IMPROVING THE KNOW YOUR CLIENT PROCESS

DISCUSSION PAPER ON THE USE OF INVESTOR QUESTIONNAIRES


Table of Contents

I. INTRODUCTION

The know-your-client (“KYC”) process is one of the most fundamental obligations under securities legislation and one of the most important elements of investor protection.  However, the process can be challenging for both clients and Approved Persons.  Investors may not always understand the industry terminology used on KYC forms and research reveals that many investors do not understand the relationship between risk and return.1, 2  Approved Persons face the challenge of trying to engage clients in the KYC process while recognizing that clients may have significantly different backgrounds, levels of education and degrees of openness when it comes to discussing their personal financial situation and attitude towards risk.

Some Members have implemented investor profile or risk profile questionnaires (“investor questionnaires”) to help address the challenges in the KYC process, and many other Members have expressed interest in implementing a questionnaire approach in the future.  In addition, several mutual fund companies provide questionnaires that are used for their investment portfolio solutions.
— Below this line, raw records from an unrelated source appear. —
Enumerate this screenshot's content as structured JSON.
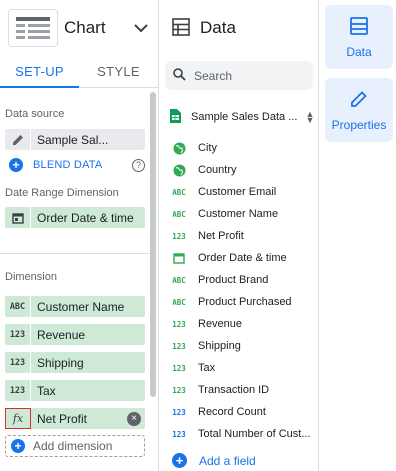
{
  "chart": {
    "title": "Chart"
  },
  "tabs": {
    "setup": "SET-UP",
    "style": "STYLE"
  },
  "left": {
    "data_source_label": "Data source",
    "data_source_name": "Sample Sal...",
    "blend_label": "BLEND DATA",
    "help_glyph": "?",
    "date_range_label": "Date Range Dimension",
    "date_range_value": "Order Date & time",
    "dimension_label": "Dimension",
    "dimensions": [
      {
        "icon": "ABC",
        "label": "Customer Name"
      },
      {
        "icon": "123",
        "label": "Revenue"
      },
      {
        "icon": "123",
        "label": "Shipping"
      },
      {
        "icon": "123",
        "label": "Tax"
      },
      {
        "icon": "fx",
        "label": "Net Profit"
      }
    ],
    "add_dimension": "Add dimension"
  },
  "middle": {
    "title": "Data",
    "search_placeholder": "Search",
    "source_name": "Sample Sales Data ...",
    "fields": [
      {
        "icon": "globe",
        "label": "City"
      },
      {
        "icon": "globe",
        "label": "Country"
      },
      {
        "icon": "ABC",
        "label": "Customer Email"
      },
      {
        "icon": "ABC",
        "label": "Customer Name"
      },
      {
        "icon": "123",
        "label": "Net Profit"
      },
      {
        "icon": "calendar",
        "label": "Order Date & time"
      },
      {
        "icon": "ABC",
        "label": "Product Brand"
      },
      {
        "icon": "ABC",
        "label": "Product Purchased"
      },
      {
        "icon": "123",
        "label": "Revenue"
      },
      {
        "icon": "123",
        "label": "Shipping"
      },
      {
        "icon": "123",
        "label": "Tax"
      },
      {
        "icon": "123",
        "label": "Transaction ID"
      },
      {
        "icon": "123",
        "label": "Record Count"
      },
      {
        "icon": "123",
        "label": "Total Number of Cust..."
      }
    ],
    "add_field": "Add a field"
  },
  "right": {
    "data_button": "Data",
    "properties_button": "Properties"
  },
  "colors": {
    "accent": "#1a73e8",
    "chip_green": "#ceead6",
    "highlight_red": "#d93025"
  }
}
Measuring risk tolerance is complex and as a result risk profiling is not an exact science.  Nonetheless, a well-designed questionnaire can still make an important contribution to the KYC process.  When investor questionnaires are used properly within the KYC and suitability process they can help to provide structure, promote consistency and support the discussion a client has with their Approved Person regarding their investment needs, capacity to withstand losses and attitude towards risk.

The use of a questionnaire or similar tool is only part of the full KYC process and just the beginning of a thorough conversation between the client and the Approved Person.  A questionnaire can be an excellent starting point for deeper discussions around client goals, product risks and realistic investment return expectations.   This is where the experience and knowledge of an Approved Person can add real value for clients.

The objectives of this paper are to share MFDA staff observations on a topic of interest to many Members and encourage discussion and consideration of how investor questionnaires can be used to improve the KYC process for investors, Approved Persons and Members.

II. GENERAL PRINCIPLES

While the structure, questions and scoring used in specific questionnaires differs, there are several general principles that are observed in any well-designed questionnaire.  An effective investor questionnaire and accompanying process should:

  • Help clients to understand and engage in the KYC process;
  • Use questions, descriptions and illustrations that are clear, free of technical jargon, not misleading and effectively differentiate levels of risk;
  • Include steps to validate outputs and resolve potential conflicts and contradictions in answers to questions;
  • Identify clients that are best suited to placing their money in cash deposits, money market funds or guaranteed investment certificates (“GICs”) because they are unwilling or unable to accept the risk of loss of capital; and
  • Support and enhance the discussion Approved Persons have with clients rather than replace that discussion.

III. DESIGNING A QUESTIONNAIRE

A. Types of Questions

Questions included in investor questionnaires can be broadly classified into certain types:

  1. The investor’s goals and preference for growth versus income;
  2. Selecting the preferred risk/ return trade-off from a set of possible alternatives;
  3. The level of anxiety felt after making investment decisions.  For example, the investor’s reaction after the value of an investment declines;
  4. Demographic information such as the investor’s age;
  5. The investor’s  financial situation;
  6. The investor’s investment time horizon; and
  7. The investor’s knowledge of investments.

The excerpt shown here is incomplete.